The British pharma announced Tuesday the results from a Phase III trial involving adults aged 70 and older. The vaccine demonstrated 90% efficacy compared with placebo. This builds on the 97.2% efficacy compared with placebo that the candidate achieved in an earlier Phase III trial involving adults aged 50 and older.
And in the case that a vaccinated individual does catch shingles, the vaccine can ward off a potentially painful and long-lasting complication that can follow shingles: postherpetic neuralgia (PHN). Shingrix showed 89% efficacy in preventing PHN in adults over 70 and 91% efficacy in preventing it in adults over 50.

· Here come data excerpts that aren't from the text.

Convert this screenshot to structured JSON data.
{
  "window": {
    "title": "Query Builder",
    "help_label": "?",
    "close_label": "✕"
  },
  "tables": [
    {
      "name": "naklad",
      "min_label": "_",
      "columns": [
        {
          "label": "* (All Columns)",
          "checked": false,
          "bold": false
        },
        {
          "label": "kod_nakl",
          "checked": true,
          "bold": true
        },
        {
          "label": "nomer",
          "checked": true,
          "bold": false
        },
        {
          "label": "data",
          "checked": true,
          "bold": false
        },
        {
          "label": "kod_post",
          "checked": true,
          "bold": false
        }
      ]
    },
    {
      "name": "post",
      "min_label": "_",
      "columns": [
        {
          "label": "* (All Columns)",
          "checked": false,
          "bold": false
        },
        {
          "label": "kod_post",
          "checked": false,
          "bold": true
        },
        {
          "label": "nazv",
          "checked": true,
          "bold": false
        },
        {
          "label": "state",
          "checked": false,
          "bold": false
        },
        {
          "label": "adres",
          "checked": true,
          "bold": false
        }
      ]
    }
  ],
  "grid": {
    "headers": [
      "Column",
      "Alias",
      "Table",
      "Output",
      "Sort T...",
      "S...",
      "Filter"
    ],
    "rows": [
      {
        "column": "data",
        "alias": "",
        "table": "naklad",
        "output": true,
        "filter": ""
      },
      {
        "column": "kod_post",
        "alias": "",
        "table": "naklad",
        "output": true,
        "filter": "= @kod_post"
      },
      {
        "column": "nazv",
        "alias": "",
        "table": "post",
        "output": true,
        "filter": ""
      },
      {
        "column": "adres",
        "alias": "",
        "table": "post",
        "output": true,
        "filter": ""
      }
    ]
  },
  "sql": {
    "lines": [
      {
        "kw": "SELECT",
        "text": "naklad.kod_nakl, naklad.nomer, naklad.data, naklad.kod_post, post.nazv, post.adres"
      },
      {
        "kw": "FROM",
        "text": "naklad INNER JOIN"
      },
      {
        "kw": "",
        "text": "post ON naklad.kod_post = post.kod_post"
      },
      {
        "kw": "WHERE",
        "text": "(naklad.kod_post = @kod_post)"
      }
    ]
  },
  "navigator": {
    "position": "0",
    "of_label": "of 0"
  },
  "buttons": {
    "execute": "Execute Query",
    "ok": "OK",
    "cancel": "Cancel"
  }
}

"Together, these remarkable results underscore the potential of the candidate vaccine to prevent both shingles and PHN in older adults," said Dr. Alain Brecx, vaccine development leader at GSK. "About 90% of people 50 years and over are at risk of developing shingles, a painful disease that negatively impacts people's health and quality of life."
Its efficacy in older adults gives Shingrix a potential leg up over Merck's Zostavax, whose efficacy declines in older people.
After approval, Shingrix would be "well positioned to capture market share from Zostavax," wrote Cowen & Co. analysts in a note in April this year. The analysts made sales forecasts for the vaccine of £10 million ($14.8 million) in 2017 and £75 million ($111 million) in 2020.